In another study 50 patients with inoperable colorectal cancer received TFX thymus extract injections over the course of their disease. The results showed increased granulocyte and lymphocyte counts with enhancement of cell mediated immunity, clinical improvement and increased survival time. Twelve of the cases had repeated histological examinations of the active cancer and surrounding tissue. The results showed that thymus therapy produced inflammatory, granulomatous and fibroblastic reactions with focal calcification and tumor necrosis. These changes are comparable to those seen in spontaneous tumor regression and are considered to be an expression of a natural host response to the invasion of neoplastic tissue (Turowski 76, Urban 77). In situations where the colorectal cancer is operable, use of thymus extracts during and after surgery decreased the surgical stress, thereby favorably affecting the outcome (Ciconi 92).

Similar results were also reported in a 15 year review of 457 patients suffering from malignancies of the gastrointestinal tract and breast cancer. This study also showed a reduction in post-operative complications, better and accelerated wound healing, and an increased survival time compared to subjects receiving no immunotherapy (Cybulski 87).

Mustacchi et al. explored the possible protective effects of thymostimulin (TP-1) on chemotherapy induced leukopenia and related febrile episodes as well as possible improvement of therapeutic efficiency and tolerance when using high dose folinic acid (FA) and fluorouracil (FU) in metastatic colorectal cancer. Patients received the above chemotherapy plus TP-1 given 1 mg/kg of body weight IM per day concurrent with chemotherapy and 3 times per week thereafter until tumor progression, serious toxicity or patient refusal occurred. Results showed that the TP-1 treated group had significantly less gastrointestinal toxicity than controls. The TP-1 treated group also showed twice as many complete remissions (6 vs 3 for controls), more partial remissions (26 vs 16), fewer days of treatment due to haemotological toxicity (46 vs 60 for controls), and fewer delays due to mucositis and diarrhea (11 vs 22). The author noted the addition of TP-1 to the fluorofolate combination improved the response rate without any significant impact on survival. Interferon (IFN) added to chemotherapy has a similar effect on response rate but does so with extremely heavy toxicity, which is virtually absent with this treatment regimen employing TP-1 (Mustacchi 94).

Hepato-cellular cancer

There is one report of a small pilot study producing tumor regression in almost 50% of patients with hepatocellular cancer treated with thymostimulin (TP-1) alone. Further analysis revealed that Kupffer cells stimulated in vitro by TP-1 released significant amounts of tumor necrosis factor-alpha and interleukin 1 alpha & 6 (Balch 97).

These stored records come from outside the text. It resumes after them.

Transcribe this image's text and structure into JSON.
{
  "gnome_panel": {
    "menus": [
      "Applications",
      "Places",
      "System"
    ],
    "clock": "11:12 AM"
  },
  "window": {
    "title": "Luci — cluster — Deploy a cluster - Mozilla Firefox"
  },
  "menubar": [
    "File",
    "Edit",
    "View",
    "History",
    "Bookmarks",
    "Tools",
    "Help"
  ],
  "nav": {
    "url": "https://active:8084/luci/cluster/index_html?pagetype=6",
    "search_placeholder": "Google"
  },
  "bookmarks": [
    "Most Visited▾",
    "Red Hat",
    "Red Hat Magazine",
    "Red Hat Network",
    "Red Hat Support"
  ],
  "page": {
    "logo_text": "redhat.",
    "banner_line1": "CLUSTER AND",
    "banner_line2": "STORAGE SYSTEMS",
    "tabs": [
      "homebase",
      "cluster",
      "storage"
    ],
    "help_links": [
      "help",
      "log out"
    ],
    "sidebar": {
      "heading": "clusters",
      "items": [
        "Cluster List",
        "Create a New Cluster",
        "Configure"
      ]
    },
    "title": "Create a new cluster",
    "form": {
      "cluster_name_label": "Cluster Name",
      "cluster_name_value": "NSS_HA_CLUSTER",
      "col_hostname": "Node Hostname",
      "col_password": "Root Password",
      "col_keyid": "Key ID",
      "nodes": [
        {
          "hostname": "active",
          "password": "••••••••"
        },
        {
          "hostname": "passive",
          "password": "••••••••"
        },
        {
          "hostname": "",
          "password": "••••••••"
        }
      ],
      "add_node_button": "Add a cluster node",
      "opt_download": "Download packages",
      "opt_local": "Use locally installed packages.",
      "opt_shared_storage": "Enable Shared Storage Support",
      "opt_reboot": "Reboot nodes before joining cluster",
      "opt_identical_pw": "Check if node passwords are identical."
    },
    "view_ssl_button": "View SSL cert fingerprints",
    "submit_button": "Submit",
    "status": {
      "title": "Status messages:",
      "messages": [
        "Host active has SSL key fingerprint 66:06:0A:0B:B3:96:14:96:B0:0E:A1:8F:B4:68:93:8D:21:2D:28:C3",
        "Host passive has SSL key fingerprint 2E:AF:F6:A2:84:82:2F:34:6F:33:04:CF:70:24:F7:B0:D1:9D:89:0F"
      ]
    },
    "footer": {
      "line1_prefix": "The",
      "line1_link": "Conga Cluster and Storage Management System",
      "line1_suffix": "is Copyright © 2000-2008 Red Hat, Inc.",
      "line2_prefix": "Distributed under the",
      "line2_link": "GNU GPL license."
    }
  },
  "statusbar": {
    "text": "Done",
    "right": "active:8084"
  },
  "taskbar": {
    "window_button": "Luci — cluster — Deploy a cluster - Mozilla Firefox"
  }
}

The thymus extract t-activin was given before surgery and for 6 months following surgery in 8 early stage melanoma patients. No differences were seen in the total number of T cells, T helper, T suppressor, CD38+ and CD16+ cells. Mitogenic induced lympho-proliferative responses were also unaffected. There was a slightly longer, but statistically insignificant, disease free period in the t-activin patients compared to controls who had surgery alone (17.5 vs 13 months). Although the above parameters showed no statistically significant differences, the t-activin treatment group had an overall survival time nearly twice that of the control group (40 vs 23 months). The authors’ explanation was that there were probably other immune factors involved that were not measured. Further studies with larger groups are planned (Garashchenko 96).